El 21 de noviembre de 2024, la Corte Penal Internacional ordenó el arresto de Benjamín Netanyahu por crímenes de guerra y de lesa humanidad. No tengo dudas de las responsabilidades penales del primer ministro de Israel, del mismo modo que tampoco dudo de que ningún Estado se va a atrever a detenerlo, al menos mientras cuente con la protección de Estados Unidos, responsable político último de lo que ocurre en los territorios ocupados de Palestina, y en Gaza muy en particular. Por su parte, los gobiernos europeos y la UE en su conjunto han adoptado una posición de colaboradores secundarios con el genocidio palestino: mantienen relaciones diplomáticas y comerciales con Israel, algunos le siguen vendiendo y comprando armamento, comparten tecnología militar, se sientan con él en las instituciones internacionales o coinciden en todo tipo de eventos culturales, artísticos, deportivos, etc. El Gobierno de Netanyahu no parece, de momento, muy preocupado con las políticas de los gobiernos europeos respecto de Gaza, de la misma manera que tampoco a los jerarcas del Tercer Reich debió de quitarles mucho el sueño la predisposición de los químicos para fabricar gases venenosos o de los maquinistas de tren para transportar a millones de personas hacia la muerte.
Queda, por último, hablar del papel de las sociedades europeas en toda esta tragedia; nuestro papel. Podemos adoptar una actitud pasiva o podemos movilizarnos contra el genocidio palestino.

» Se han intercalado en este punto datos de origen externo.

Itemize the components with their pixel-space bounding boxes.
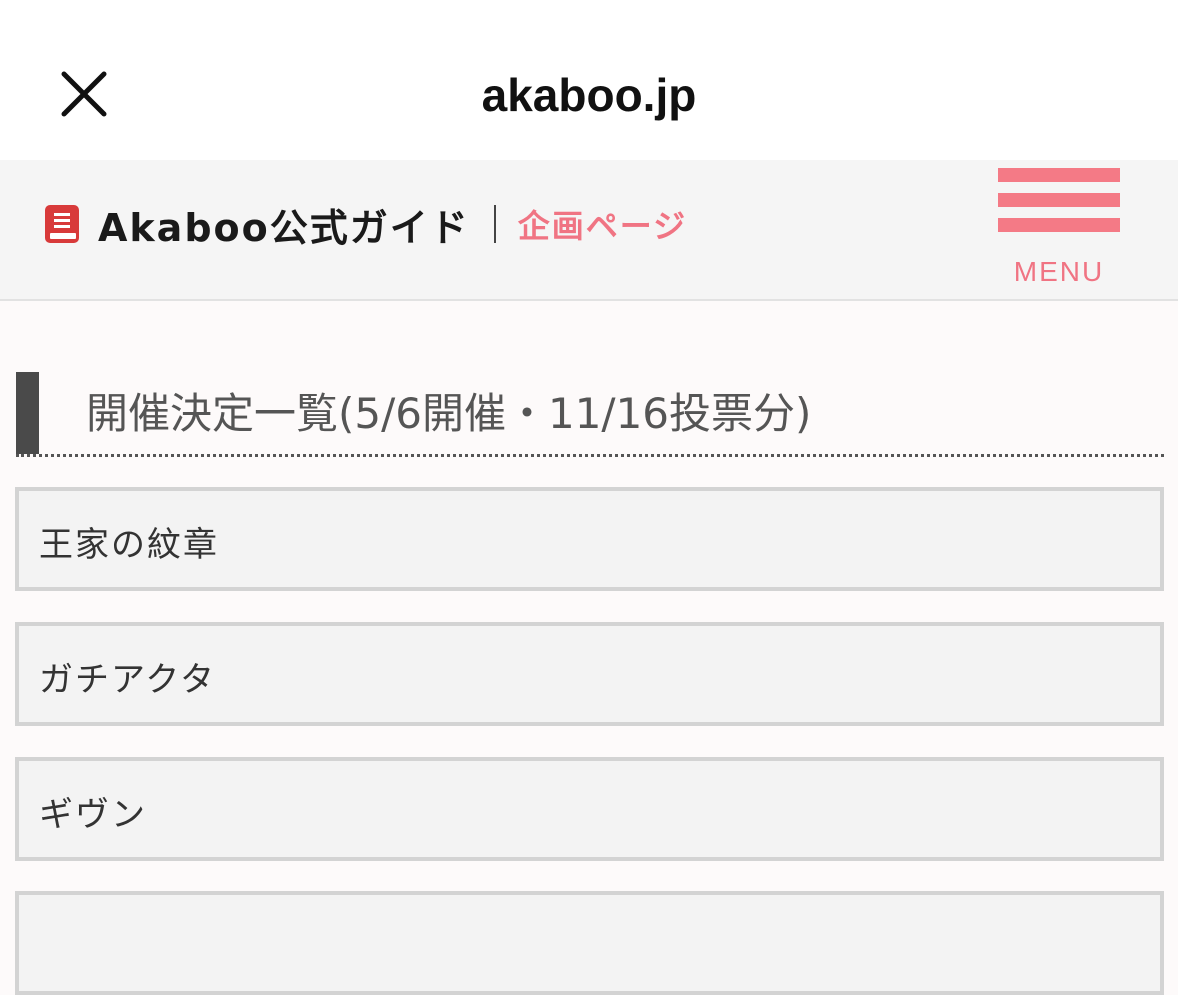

Podemos escoger la misma postura que tuvo una mayoría de la sociedad alemana durante el régimen nazi, es decir, mirar hacia otro lado para no ver el Holocausto, o podemos, por el contrario, hacer uso de todos los mecanismos de protesta ciudadana que están a nuestro alcance para oponernos al exterminio del pueblo palestino. Las sociedades europeas tenemos muchas maneras para poder presionar y cambiar las políticas de unos gobiernos que, en teoría son sensibles a las opiniones públicas y que, en la práctica, dependen de nuestros votos. La única manera de parar el genocidio en Gaza es que Israel sienta la amenaza real de convertirse en un Estado paria, como lo fue en su día Sudáfrica; y, para ello, la ciudadanía europea tenemos el deber de presionar a nuestros gobiernos exigiendo que rompan todo tipo de relaciones con el Estado de Israel. No hacerlo supondrá la debacle moral de toda una sociedad, una vergüenza idéntica a la que pasaron los habitantes de Weimar al contemplar los horrores de Buchenwald y una carga histórica de culpabilidad que arrastrarán durante años nuestros descendientes.